Pamplona es de unos tres mil vecinos. La concha de Pamplona es un pedazo de tierra que parecería un jardín si se hiciesen plantaciones. En las Cortes que el año pasado se celebraron en esta ciudad se han tomado providencias para efectuarlo en todo el reino de Navarra, y no dudo que tendrán efecto, según el empeño con que aquí toman las cosas”.

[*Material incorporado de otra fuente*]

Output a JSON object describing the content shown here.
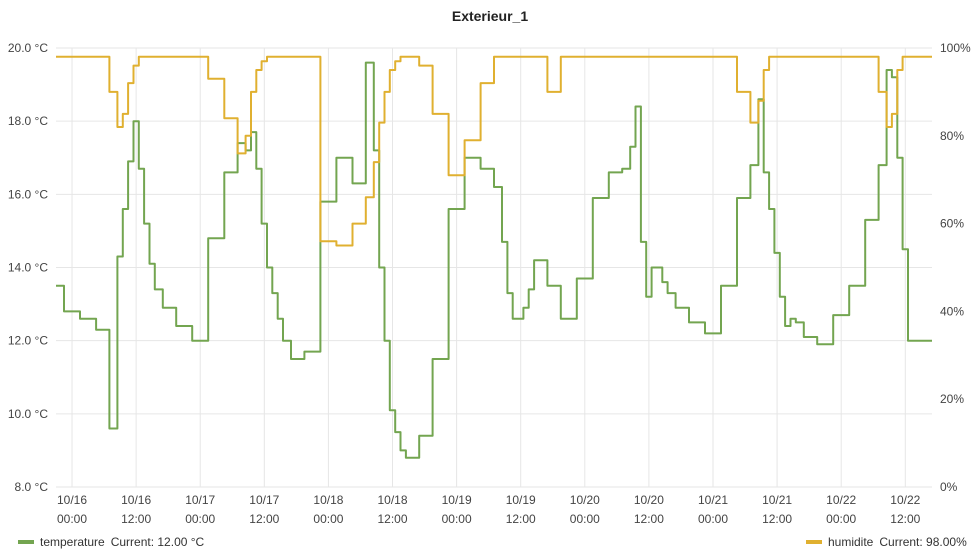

Ponz ofrece un dato importante que ya apostilló Iribarren, indicando que se estaba aludiendo a la Ley 40 de las Cortes de Navarra, referente a la plantación de árboles y conservación de montes y viveros en todo el territorio. Sin embargo, las guerras que asolaron Navarra durante todo el siglo XIX resultaron nefastas para llevar a buen puerto los excelentes propósitos de la ley. Ignacio Baleztena, autor con fina sensibilidad en este tema de los árboles, se hace eco de esta situación y escribe: “un grabado del año 1820, que representa una vista de Pamplona, tomada de la orilla derecha del Arga, frente al molino de Pynaqui, nos muestra toda la parte de la Cazuela y camino del puente de la Magdalena sin un árbol para muestra. Cuando Víctor Hugo visitó a Pamplona en 1849 dice que la ciudad estaba en medio de una “llanura seca” y que la regaba “un bonito río, el Arga, que nutre unos cuantos chopos”. La guerra del 1873 hizo también desaparecer lo poco que se había repoblado desde esa época”.

Es espeluznante el siguiente relato de un viajero francés de mediados del siglo XIX a su paso por la zona sur de Navarra. No olvidemos, no obstante, que Navarra estaba sumida en una de sus mayores crisis conocidas, todo un siglo XIX plagado de guerras fraticidas y empobrecedoras. El caso es que el señor J. Cenac-Moncaut afirmó que en los pueblos de Navarra “se odia al estilo gótico y al árbol”. Y añadía con saña: “Así la mirada puede pasearse de Tafalla a Tudela sin encontrar un matorral. Más de 20 leguas sin poder poner la cabeza a la sombra. ¡Qué perspectiva para los viajeros que no sean españoles! Nada tan feo y desolado como las montañas de Caparroso y las horribles soledades de las Bardenas… Estamos todavía en la frontera y reconocemos ya esta España donde… los campesinos convencidos de que los robles crían a los gorriones y los sueltan sobre sus trigales, se apresuran a abatir todo arbusto que trate de elevar sus tímidos ramajes en la vecindad de sus campos.”